Spring Cleaning: Recordkeeping Guidelines to Save or Shred

Apr 20, 2020Business, Business Tax

Are you a recordkeeping pack rat? Many individuals and businesses hold onto paper and digital records indefinitely — just in case. But securely storing years of financial records can become burdensome. Here is some guidance to help minimize recordkeeping overload.

Tax Returns

  • Most tax advisors will recommend you hold onto copies of your completed tax returns indefinitely. Why? That way, you can prove to the IRS you filed. Even if you do not keep the returns forever, you should hang onto them for at least six years after they are due or filed, whichever is later.

Backup Records

  • It is a good idea to keep records supporting items shown on your tax return until the statute of limitations runs out — generally, three years from the due date of the return or the date you filed, whichever is later. Examples of supporting documents include: 
    • Canceled checks and receipts for alimony payments
    • Charitable contributions
    • Mortgage interest payments
    • Retirement plan contributions. 

NOTE: You are not necessarily safe from an IRS audit after three years, however. There are some exceptions to the three-year rule. For example, if the IRS has reason to believe your income was understated by 25% or more, the statute of limitations for an audit increases to six years. Or, if there is suspicion of fraud or you do not file a tax return at all, there is no time limit for the IRS to launch an inquiry.

  • Also, records supporting figures affecting multiple years, such as carryovers of charitable deductions, net operating loss carrybacks or carryforwards, or casualty losses, need to be saved until the deductions no longer in effect, plus seven years, according to IRS instructions.

Employee Records

  • Keep personnel records for three years after an employee has been terminated. Also, maintain records supporting employee earnings for at least four years. This timeframe should cover various state and federal requirements. However, do not throw away records that might involve unclaimed property, such as a final paycheck not claimed by a former employee. Timecards specifically must be kept for at least three years if your business engages in interstate commerce and is subject to the Fair Labor Standards Act. However, it is a best practice for all companies to keep the files for several years in case questions arise.

Employment Tax Records

  • Keep four years from the date the tax was due or the date it was paid, whichever is longer.

Travel & Entertainment Records

  • For travel and transportation expenses supported by mileage logs and other receipts, keep supporting documents for the three-year statute of limitations.

Property

  • Records used to substantiate the cost and deductions (such as depreciation, amortization, and depletion) associated with business property must be maintained to determine the basis and gain (or loss) on the sale. Keep these for as long as you own the asset, plus seven years, according to IRS guidelines.

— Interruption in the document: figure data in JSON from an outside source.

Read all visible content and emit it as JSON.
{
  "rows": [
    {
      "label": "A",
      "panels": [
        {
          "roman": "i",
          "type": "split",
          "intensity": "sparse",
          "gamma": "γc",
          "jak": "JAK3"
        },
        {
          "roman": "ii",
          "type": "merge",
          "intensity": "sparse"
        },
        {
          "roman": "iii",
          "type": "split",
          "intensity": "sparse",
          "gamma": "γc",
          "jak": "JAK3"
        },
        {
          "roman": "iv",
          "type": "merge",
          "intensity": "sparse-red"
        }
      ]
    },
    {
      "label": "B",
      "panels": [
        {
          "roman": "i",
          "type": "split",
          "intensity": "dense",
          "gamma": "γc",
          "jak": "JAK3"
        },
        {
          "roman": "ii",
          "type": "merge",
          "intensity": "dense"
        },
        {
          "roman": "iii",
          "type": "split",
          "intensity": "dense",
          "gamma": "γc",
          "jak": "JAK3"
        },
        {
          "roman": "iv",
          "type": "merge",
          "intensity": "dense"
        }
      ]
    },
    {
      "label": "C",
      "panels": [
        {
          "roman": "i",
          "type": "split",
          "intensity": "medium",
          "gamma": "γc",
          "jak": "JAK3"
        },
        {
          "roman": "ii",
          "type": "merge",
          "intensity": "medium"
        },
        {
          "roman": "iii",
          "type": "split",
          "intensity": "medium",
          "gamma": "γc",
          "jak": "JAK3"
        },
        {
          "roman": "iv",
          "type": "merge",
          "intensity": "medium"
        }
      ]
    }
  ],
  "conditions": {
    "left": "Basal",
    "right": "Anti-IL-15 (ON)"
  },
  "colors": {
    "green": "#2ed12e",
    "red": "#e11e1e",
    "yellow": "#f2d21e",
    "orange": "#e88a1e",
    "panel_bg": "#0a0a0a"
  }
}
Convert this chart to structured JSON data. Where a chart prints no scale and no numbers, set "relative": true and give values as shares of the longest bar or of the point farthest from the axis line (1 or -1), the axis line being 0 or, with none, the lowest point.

IMPORTANT NOTE: These guidelines are all geared toward complying with federal tax obligations.

Secure Disposal of Sensitive Data

Think twice about keeping certain financial records indefinitely. The more records you store, the higher the likelihood your data will be stolen or hacked. Destroying sensitive documents can reduce the chances you or your company’s employees and customers will become identity theft victims.

Regardless of whether you are tossing out personal or business financial documents, always shred them thoroughly first. Also, use proper disposal protocol for any computers and other electronic equipment (such as printers and copiers) that may contain financial data. Simply deleting files using File Manager — or a sledgehammer — is not enough. Proper disposal requires a device’s hard drive to be rewritten multiple times.

If you fail to use proper disposal techniques, tech-savvy hackers may be able to re-create sensitive data from the device’s hard drive when it is thrown out, donated to a charity, or returned to the lessor after the lease term has expired. Outside vendors can help manage your asset disposal needs, but they also can pose additional risks. Your Smith Schafer professional can help you choose a reliable vendor that conducts background checks on employees, offers risk indemnification, tracks assets during the disposal process, and ensures assets are disposed of in an environmentally responsible manner.